Colocando a Vida no Centro – Transformando o “Sistema” para que Respeite o Trabalho da Mulher

A pandemia Covid-19 não teve apenas impactos tremendos na maneira como vivemos, trabalhamos e interagimos como sociedade, mas nos trouxe também discursos novos. Estamos a praticar o “distanciamento social” para “achatar a curva”.

Um desses discursos é representativo de uma importante incoerência na nossa reflexão em torno da pandemia: a “relevância sistêmica dos trabalhadores da linha de frente”. Trabalhadores da linha de frente, são as enfermeiras, os professores, as pessoas que trabalham para entregar nossas compras online, que limpam casas e escritórios, que atendem no supermercado local. Em suma, as pessoas que mantêm o sistema a funcionar, enquanto nossa normalidade rompe nesta pandemia. Estas pessoas são, em sua grande maioria, mulheres da classe trabalhadora.

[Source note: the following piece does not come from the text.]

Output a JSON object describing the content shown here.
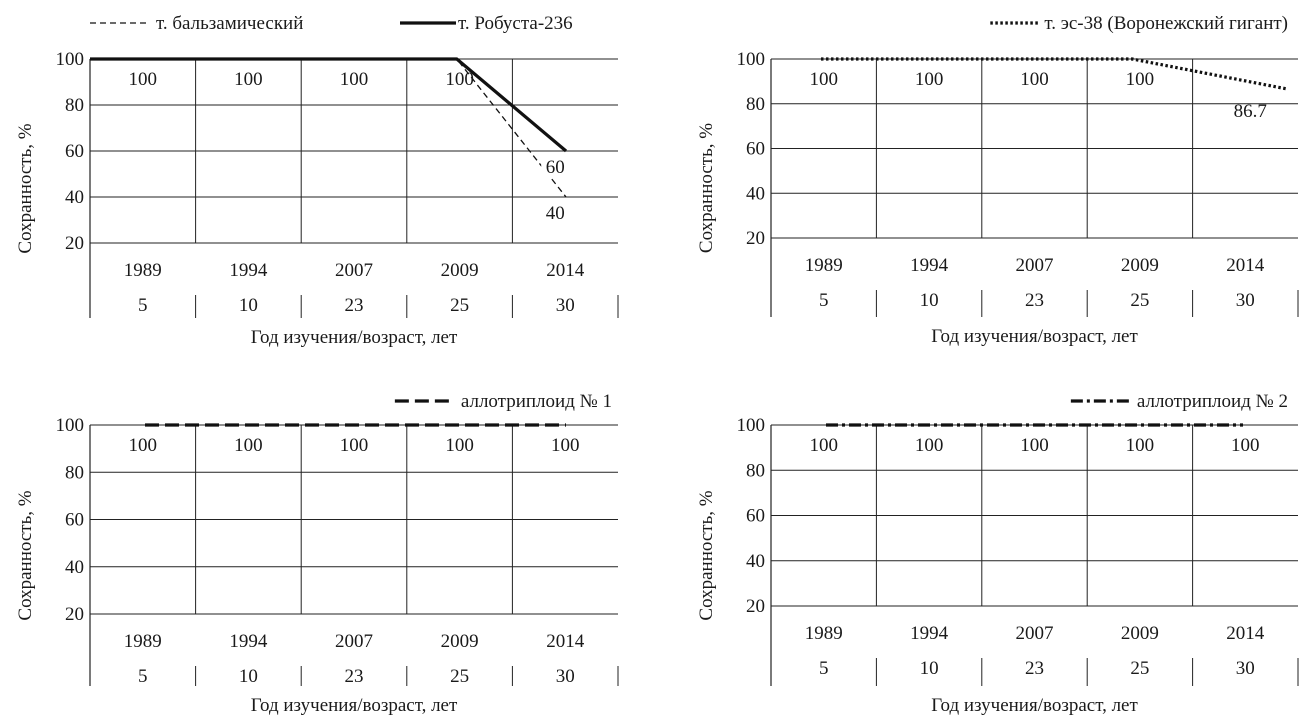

Enquanto a infraestrutura pública (sistemas de saúde, de educação, de segurança social) sofreu em muitas partes do mundo com a onda das políticas neoliberais e de austeridade nas últimas décadas, estes trabalhadores da  linha de frente são agora o último recurso na pandemia para fazer "o sistema" funcionar. Mas mesmo que suas contribuições sejam elogiadas em discursos políticos, isso não levou a uma valorização da contribuição e do papel do trabalho de cuidado em nossas sociedades. Também, não gerou salários dignos e condições de trabalho e vida dignas para os “trabalhadores da linha da frente”.

No contexto do projecto “ O Futuro é Feminista ”, engajamos como FES Moçambique nos últimos dois anos com académicas e activistas feministas de África, da Ásia, da América Latina e do Médio Oriente em condições de trabalho decente e um futuro digno para as trabalhadoras e os trabalhadores. O filme “ Colocando a Vida no Centro ” é um produto desse debate e faz uma pergunta fundamental: Por que mantemos um sistema em falha ao invés de transformá-lo de uma forma que, coloque a vida, a natureza e as pessoas de volta no centro?

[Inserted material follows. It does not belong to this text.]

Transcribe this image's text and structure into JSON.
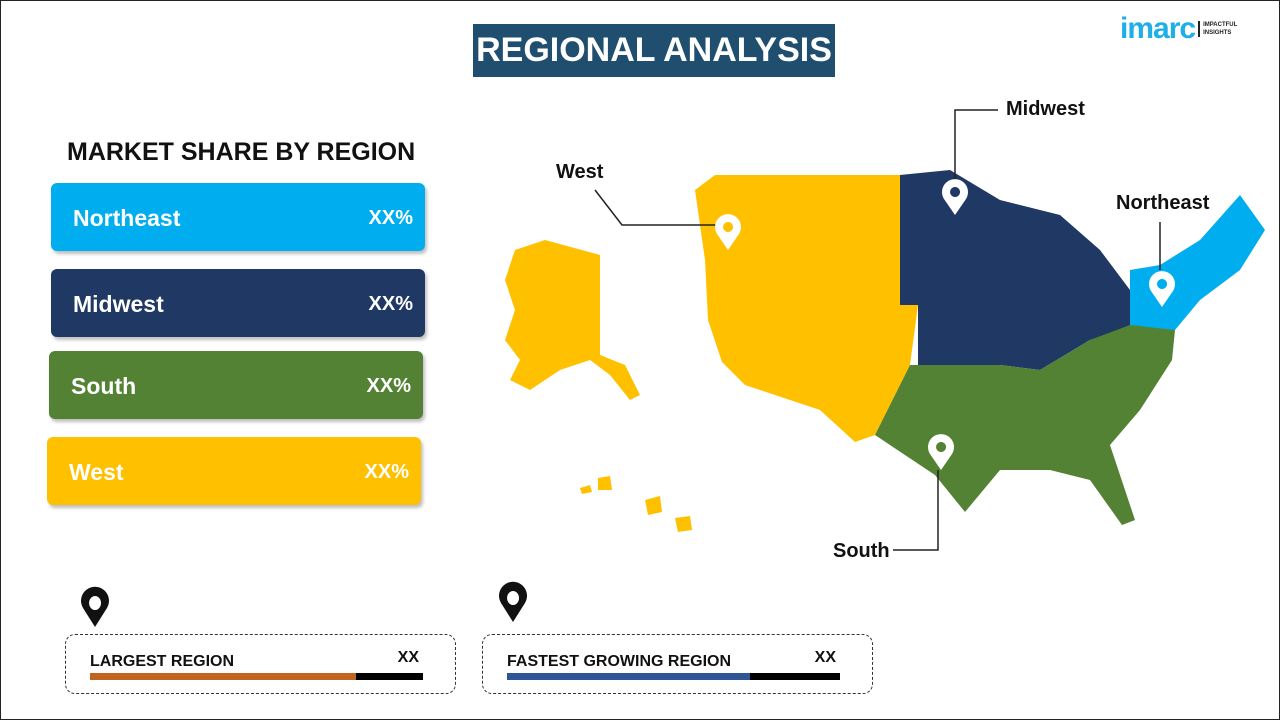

A narrativa do filme foi construída com base nas experiências vividas pelo grupo e passa uma mensagem clara: Não será suficiente remediar o “sistema” e pedir um pequeno aumento salarial para os trabalhadores da linha de frente à luz de uma crise. Precisamos transformar as condições subjacentes à crise para recuperar a dignidade das mulheres (tanto como a dignidade humana) e desenvolver coletivamente um futuro mais sustentável e habitável.

# OFuturoéFeminista. Feliz dia internacional das mulheres!